Life as an Extreme Sport


I wake. You’ve haunted my waking, and now you haunt my dreaming.

I reached down from the bed, my parents bed, the bed we started with in the best tradition of stereotypes. I squeeze your foot. We talk. We talk about the last six weeks. We talk about why we can’t be friends. I ask the question I don’t want to hear the answer to – how many people have you been with since me, were there any sharing time with me? No to the later, many to the former. You tell me who, and why. All the details I don’t want to know flood into my mind. And I feel punched. I don’t have the right to, but I do. And I cry. And we know we cannot be friends because I cannot bear to share you with anyone else.
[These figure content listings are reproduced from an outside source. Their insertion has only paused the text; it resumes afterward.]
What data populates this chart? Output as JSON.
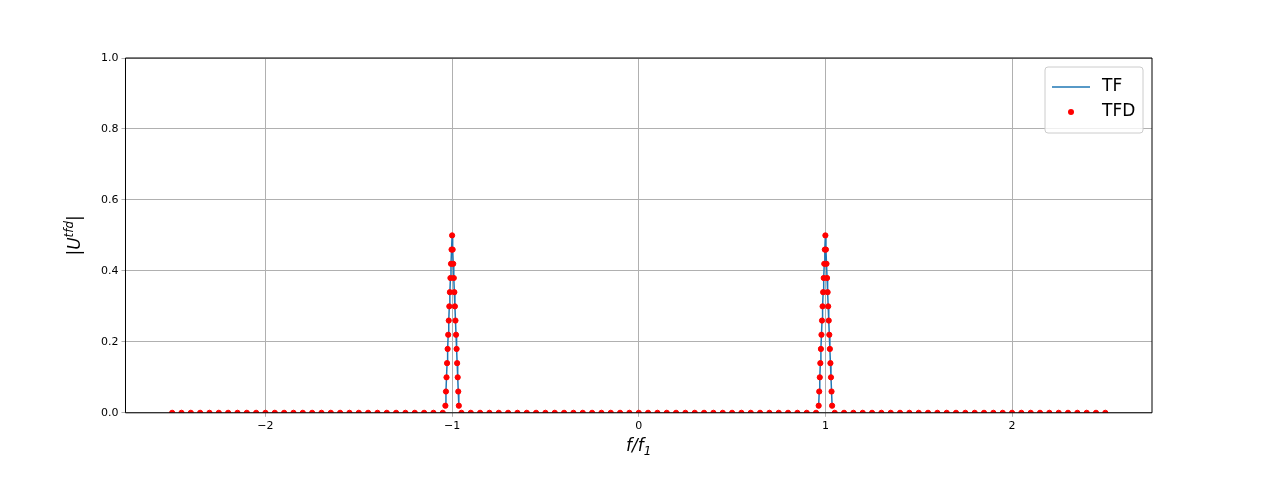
{
  "chart_data": {
    "type": "line",
    "xlabel": "f/f$_{1}$",
    "ylabel": "|U$^{tfd}$|",
    "x": [
      -2.5,
      -2.45,
      -2.4,
      -2.35,
      -2.3,
      -2.25,
      -2.2,
      -2.15,
      -2.1,
      -2.05,
      -2,
      -1.95,
      -1.9,
      -1.85,
      -1.8,
      -1.75,
      -1.7,
      -1.65,
      -1.6,
      -1.55,
      -1.5,
      -1.45,
      -1.4,
      -1.35,
      -1.3,
      -1.25,
      -1.2,
      -1.15,
      -1.1,
      -1.05,
      -1.036,
      -1.033,
      -1.03,
      -1.027,
      -1.024,
      -1.021,
      -1.018,
      -1.015,
      -1.012,
      -1.009,
      -1.006,
      -1.003,
      -1,
      -0.997,
      -0.994,
      -0.991,
      -0.988,
      -0.985,
      -0.982,
      -0.979,
      -0.976,
      -0.973,
      -0.97,
      -0.967,
      -0.964,
      -0.95,
      -0.9,
      -0.85,
      -0.8,
      -0.75,
      -0.7,
      -0.65,
      -0.6,
      -0.55,
      -0.5,
      -0.45,
      -0.4,
      -0.35,
      -0.3,
      -0.25,
      -0.2,
      -0.15,
      -0.1,
      -0.05,
      0,
      0.05,
      0.1,
      0.15,
      0.2,
      0.25,
      0.3,
      0.35,
      0.4,
      0.45,
      0.5,
      0.55,
      0.6,
      0.65,
      0.7,
      0.75,
      0.8,
      0.85,
      0.9,
      0.95,
      0.964,
      0.967,
      0.97,
      0.973,
      0.976,
      0.979,
      0.982,
      0.985,
      0.988,
      0.991,
      0.994,
      0.997,
      1,
      1.003,
      1.006,
      1.009,
      1.012,
      1.015,
      1.018,
      1.021,
      1.024,
      1.027,
      1.03,
      1.033,
      1.036,
      1.05,
      1.1,
      1.15,
      1.2,
      1.25,
      1.3,
      1.35,
      1.4,
      1.45,
      1.5,
      1.55,
      1.6,
      1.65,
      1.7,
      1.75,
      1.8,
      1.85,
      1.9,
      1.95,
      2,
      2.05,
      2.1,
      2.15,
      2.2,
      2.25,
      2.3,
      2.35,
      2.4,
      2.45,
      2.5
    ],
    "series": [
      {
        "name": "TF",
        "type": "line",
        "color": "#1f77b4",
        "values": [
          null,
          null,
          null,
          null,
          null,
          null,
          null,
          null,
          null,
          null,
          null,
          null,
          null,
          null,
          null,
          null,
          null,
          null,
          null,
          null,
          null,
          null,
          null,
          null,
          null,
          null,
          null,
          null,
          null,
          null,
          0.02,
          0.06,
          0.1,
          0.14,
          0.18,
          0.22,
          0.26,
          0.3,
          0.34,
          0.38,
          0.42,
          0.46,
          0.5,
          0.46,
          0.42,
          0.38,
          0.34,
          0.3,
          0.26,
          0.22,
          0.18,
          0.14,
          0.1,
          0.06,
          0.02,
          null,
          null,
          null,
          null,
          null,
          null,
          null,
          null,
          null,
          null,
          null,
          null,
          null,
          null,
          null,
          null,
          null,
          null,
          null,
          null,
          null,
          null,
          null,
          null,
          null,
          null,
          null,
          null,
          null,
          null,
          null,
          null,
          null,
          null,
          null,
          null,
          null,
          null,
          null,
          0.02,
          0.06,
          0.1,
          0.14,
          0.18,
          0.22,
          0.26,
          0.3,
          0.34,
          0.38,
          0.42,
          0.46,
          0.5,
          0.46,
          0.42,
          0.38,
          0.34,
          0.3,
          0.26,
          0.22,
          0.18,
          0.14,
          0.1,
          0.06,
          0.02,
          null,
          null,
          null,
          null,
          null,
          null,
          null,
          null,
          null,
          null,
          null,
          null,
          null,
          null,
          null,
          null,
          null,
          null,
          null,
          null,
          null,
          null,
          null,
          null,
          null,
          null,
          null,
          null,
          null,
          null
        ]
      },
      {
        "name": "TFD",
        "type": "scatter",
        "color": "#ff0000",
        "marker": "circle",
        "values": [
          0,
          0,
          0,
          0,
          0,
          0,
          0,
          0,
          0,
          0,
          0,
          0,
          0,
          0,
          0,
          0,
          0,
          0,
          0,
          0,
          0,
          0,
          0,
          0,
          0,
          0,
          0,
          0,
          0,
          0,
          0.02,
          0.06,
          0.1,
          0.14,
          0.18,
          0.22,
          0.26,
          0.3,
          0.34,
          0.38,
          0.42,
          0.46,
          0.5,
          0.46,
          0.42,
          0.38,
          0.34,
          0.3,
          0.26,
          0.22,
          0.18,
          0.14,
          0.1,
          0.06,
          0.02,
          0,
          0,
          0,
          0,
          0,
          0,
          0,
          0,
          0,
          0,
          0,
          0,
          0,
          0,
          0,
          0,
          0,
          0,
          0,
          0,
          0,
          0,
          0,
          0,
          0,
          0,
          0,
          0,
          0,
          0,
          0,
          0,
          0,
          0,
          0,
          0,
          0,
          0,
          0,
          0.02,
          0.06,
          0.1,
          0.14,
          0.18,
          0.22,
          0.26,
          0.3,
          0.34,
          0.38,
          0.42,
          0.46,
          0.5,
          0.46,
          0.42,
          0.38,
          0.34,
          0.3,
          0.26,
          0.22,
          0.18,
          0.14,
          0.1,
          0.06,
          0.02,
          0,
          0,
          0,
          0,
          0,
          0,
          0,
          0,
          0,
          0,
          0,
          0,
          0,
          0,
          0,
          0,
          0,
          0,
          0,
          0,
          0,
          0,
          0,
          0,
          0,
          0,
          0,
          0,
          0,
          0
        ]
      }
    ],
    "xlim": [
      -2.75,
      2.75
    ],
    "xticks": [
      {
        "value": -2,
        "label": "−2"
      },
      {
        "value": -1,
        "label": "−1"
      },
      0,
      1,
      2
    ],
    "ylim": [
      0,
      1
    ],
    "yticks": [
      {
        "value": 0,
        "label": "0.0"
      },
      0.2,
      0.4,
      0.6,
      0.8,
      {
        "value": 1,
        "label": "1.0"
      }
    ],
    "grid": true,
    "legend": "top right"
  }
}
I wake. I am shaking, trembling. Is it because of my dreams – of realizing that you’re so likely no longer faithful to our vows? Is it because I am not? Is it because of the late night, the caffeine, something else entirely? I feel the ghost of sterling wrapped around my finger, and panic. Did I sleep walk? Could I have possibly dug my ring out from its hiding place? Has it all just been a bad dream, and you’re downstairs?

No. The ring is not there. Only a faint tracing etched on the inside of my finger; my only tangible reminder of what once was. Will this too fade? Will I have nothing?

It has all been a bad dream, and you’re not downstairs.